最後にこの村へ向かう途中に見えたパゴダへ行ってみることにする。パゴダは村の西端にあるので、なんだかんだで村の中を行ったり来たりしている状態だ。
家並みはすでにシルエットになりつつあったが、パゴダにはまだ西日が当たって金色に輝いていた。
山門には2体のマヌーシアが乗っている。
山門をくぐって進むと左側に講堂があった。
お坊さんがいたので挨拶して、寺の名前を訊ねる。
「マハボーディ寺院」とのこと。
人を呼んでくれて、パゴダを案内させるという。
案内役のおっさん。
なんか、すごく人相悪い。
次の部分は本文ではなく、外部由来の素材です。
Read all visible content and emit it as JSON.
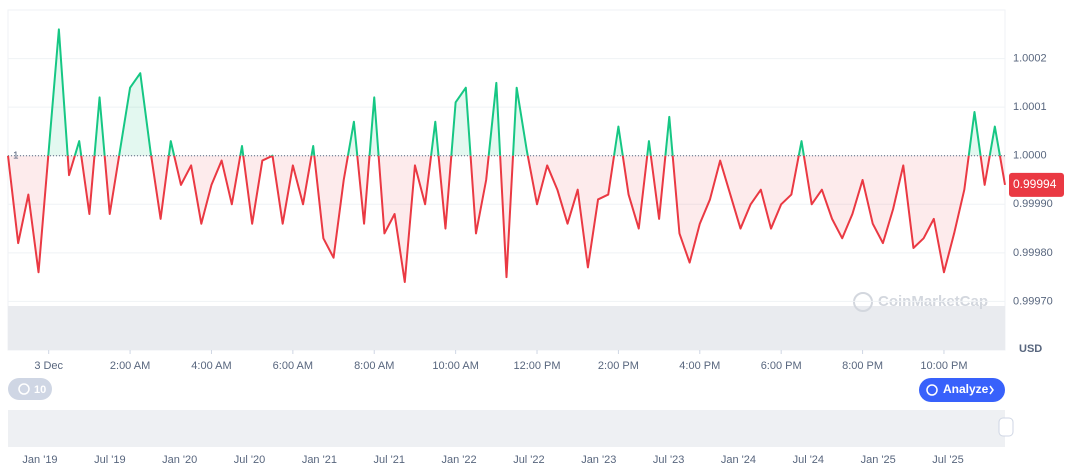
{
  "chart_data": {
    "type": "line",
    "currency": "USD",
    "watermark": "CoinMarketCap",
    "baseline": 1,
    "last_price": {
      "value": 0.99994,
      "label": "0.99994"
    },
    "up_color": "#16c784",
    "down_color": "#ea3943",
    "x": [
      -1,
      -0.75,
      -0.5,
      -0.25,
      0,
      0.25,
      0.5,
      0.75,
      1,
      1.25,
      1.5,
      1.75,
      2,
      2.25,
      2.5,
      2.75,
      3,
      3.25,
      3.5,
      3.75,
      4,
      4.25,
      4.5,
      4.75,
      5,
      5.25,
      5.5,
      5.75,
      6,
      6.25,
      6.5,
      6.75,
      7,
      7.25,
      7.5,
      7.75,
      8,
      8.25,
      8.5,
      8.75,
      9,
      9.25,
      9.5,
      9.75,
      10,
      10.25,
      10.5,
      10.75,
      11,
      11.25,
      11.5,
      11.75,
      12,
      12.25,
      12.5,
      12.75,
      13,
      13.25,
      13.5,
      13.75,
      14,
      14.25,
      14.5,
      14.75,
      15,
      15.25,
      15.5,
      15.75,
      16,
      16.25,
      16.5,
      16.75,
      17,
      17.25,
      17.5,
      17.75,
      18,
      18.25,
      18.5,
      18.75,
      19,
      19.25,
      19.5,
      19.75,
      20,
      20.25,
      20.5,
      20.75,
      21,
      21.25,
      21.5,
      21.75,
      22,
      22.25,
      22.5,
      22.75,
      23,
      23.25,
      23.5
    ],
    "values": [
      1.0,
      0.99982,
      0.99992,
      0.99976,
      1.00001,
      1.00026,
      0.99996,
      1.00003,
      0.99988,
      1.00012,
      0.99988,
      1.00001,
      1.00014,
      1.00017,
      1.00001,
      0.99987,
      1.00003,
      0.99994,
      0.99998,
      0.99986,
      0.99994,
      0.99999,
      0.9999,
      1.00002,
      0.99986,
      0.99999,
      1.0,
      0.99986,
      0.99998,
      0.9999,
      1.00002,
      0.99983,
      0.99979,
      0.99995,
      1.00007,
      0.99986,
      1.00012,
      0.99984,
      0.99988,
      0.99974,
      0.99998,
      0.9999,
      1.00007,
      0.99985,
      1.00011,
      1.00014,
      0.99984,
      0.99995,
      1.00015,
      0.99975,
      1.00014,
      1.00001,
      0.9999,
      0.99998,
      0.99993,
      0.99986,
      0.99993,
      0.99977,
      0.99991,
      0.99992,
      1.00006,
      0.99992,
      0.99985,
      1.00003,
      0.99987,
      1.00008,
      0.99984,
      0.99978,
      0.99986,
      0.99991,
      0.99999,
      0.99992,
      0.99985,
      0.9999,
      0.99993,
      0.99985,
      0.9999,
      0.99992,
      1.00003,
      0.9999,
      0.99993,
      0.99987,
      0.99983,
      0.99988,
      0.99995,
      0.99986,
      0.99982,
      0.99989,
      0.99998,
      0.99981,
      0.99983,
      0.99987,
      0.99976,
      0.99984,
      0.99993,
      1.00009,
      0.99994,
      1.00006,
      0.99994
    ],
    "xlim": [
      -1,
      23.5
    ],
    "xticks": [
      {
        "value": 0,
        "label": "3 Dec"
      },
      {
        "value": 2,
        "label": "2:00 AM"
      },
      {
        "value": 4,
        "label": "4:00 AM"
      },
      {
        "value": 6,
        "label": "6:00 AM"
      },
      {
        "value": 8,
        "label": "8:00 AM"
      },
      {
        "value": 10,
        "label": "10:00 AM"
      },
      {
        "value": 12,
        "label": "12:00 PM"
      },
      {
        "value": 14,
        "label": "2:00 PM"
      },
      {
        "value": 16,
        "label": "4:00 PM"
      },
      {
        "value": 18,
        "label": "6:00 PM"
      },
      {
        "value": 20,
        "label": "8:00 PM"
      },
      {
        "value": 22,
        "label": "10:00 PM"
      }
    ],
    "ylim": [
      0.9996,
      1.0003
    ],
    "yticks": [
      {
        "value": 0.9997,
        "label": "0.99970"
      },
      {
        "value": 0.9998,
        "label": "0.99980"
      },
      {
        "value": 0.9999,
        "label": "0.99990"
      },
      {
        "value": 1,
        "label": "1.0000"
      },
      1.0001,
      1.0002
    ],
    "grid": true,
    "navigator_labels": [
      "Jan '19",
      "Jul '19",
      "Jan '20",
      "Jul '20",
      "Jan '21",
      "Jul '21",
      "Jan '22",
      "Jul '22",
      "Jan '23",
      "Jul '23",
      "Jan '24",
      "Jul '24",
      "Jan '25",
      "Jul '25"
    ]
  },
  "controls": {
    "history_button": "10",
    "analyze_button": "Analyze"
  }
}
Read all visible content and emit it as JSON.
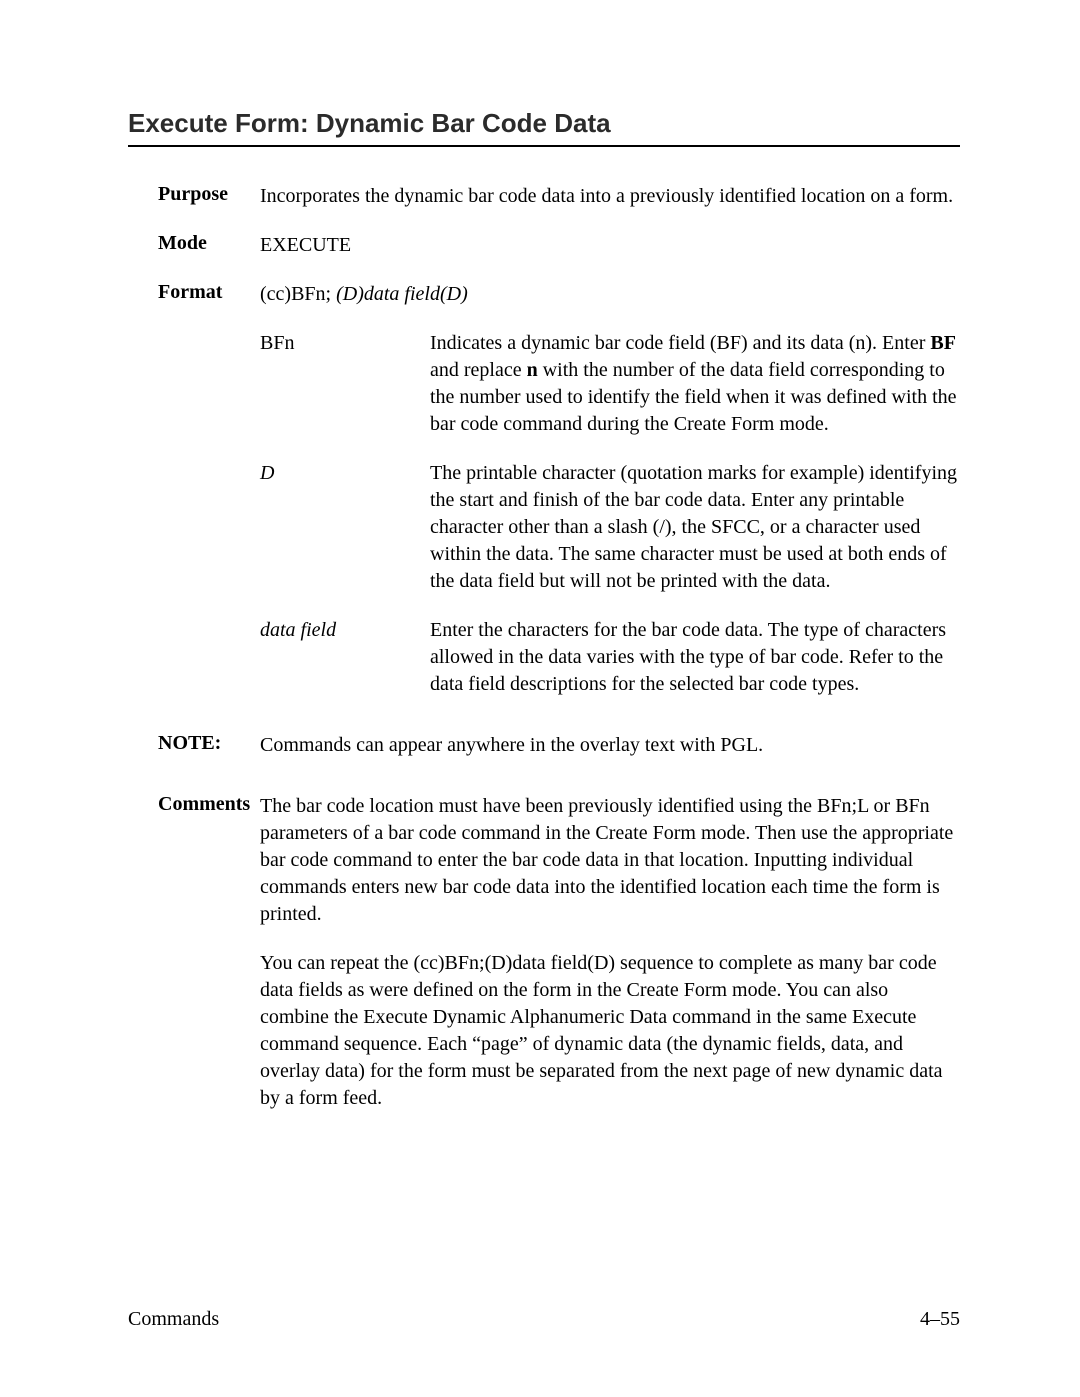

怖いんだけど・・・?
でもまあ気持ちを取り直して、パゴダへと向かう。
独特の形だ。
これはインドのブッダガヤにあるマハボーディ寺院(大菩薩寺)のミニチュアコピーだな。
アールデコみたいな独特の装飾もよく似ている。あえて言えば、主塔のてっぺんにある相輪の部分が、本家はそろばんの玉みたいな形なのに対して、こちらはミャンマーの仏塔風。
どうやら建物の内部に入れるようだ。
内部は塔の中央の柱を中心として仏像が飾られていた。
賽銭箱があったので、100円ほど寄進。
仏陀の前には、ニスでぴかぴかになった木彫りの兵士っぽいのがいる。ミャンマーのお寺ではあまり見かけないタイプの像だ。
こちらは女性の像。
左手にパゴダ、右手には武器のようなものを持っている。
木像の写真を撮っていたら、案内人のおっさんが「これも撮れ、それも撮れ」と教えてくれる。
なんだ、人相悪いけど、いい人じゃん。
これは水晶でできたパゴダ。
これから飾られるであろう、準備中の仏像たち。
過去二十八仏だろう。
「これは木に仏陀の形が現れたものだ。写真撮れ!」
おっさんが教えてくれなければ見過ごしていたろう。
こっちの木にも、立ち姿が現れている。
ありがたや、ありがたや。
境内には他にサブのパゴダなどはなく、ミャンマーのパゴダによくあるタコンタイ(石柱)も見あたらない。
これはお坊さんの住居か。
三階建ての僧房を建設中だった。
田舎の小さな村にしてはかなり立派。
帰ろうとしたら、寺で働いていた男たちが集まってきて、お茶を飲んでけということになった。
「これからオートバイでパアンまで帰らなくちゃならん」と話すと彼らもびっくりしたようで、かわりに記念写真を撮ることになった。
いかついおっさんが多いけど、基本的にはフレンドリーな寺だった。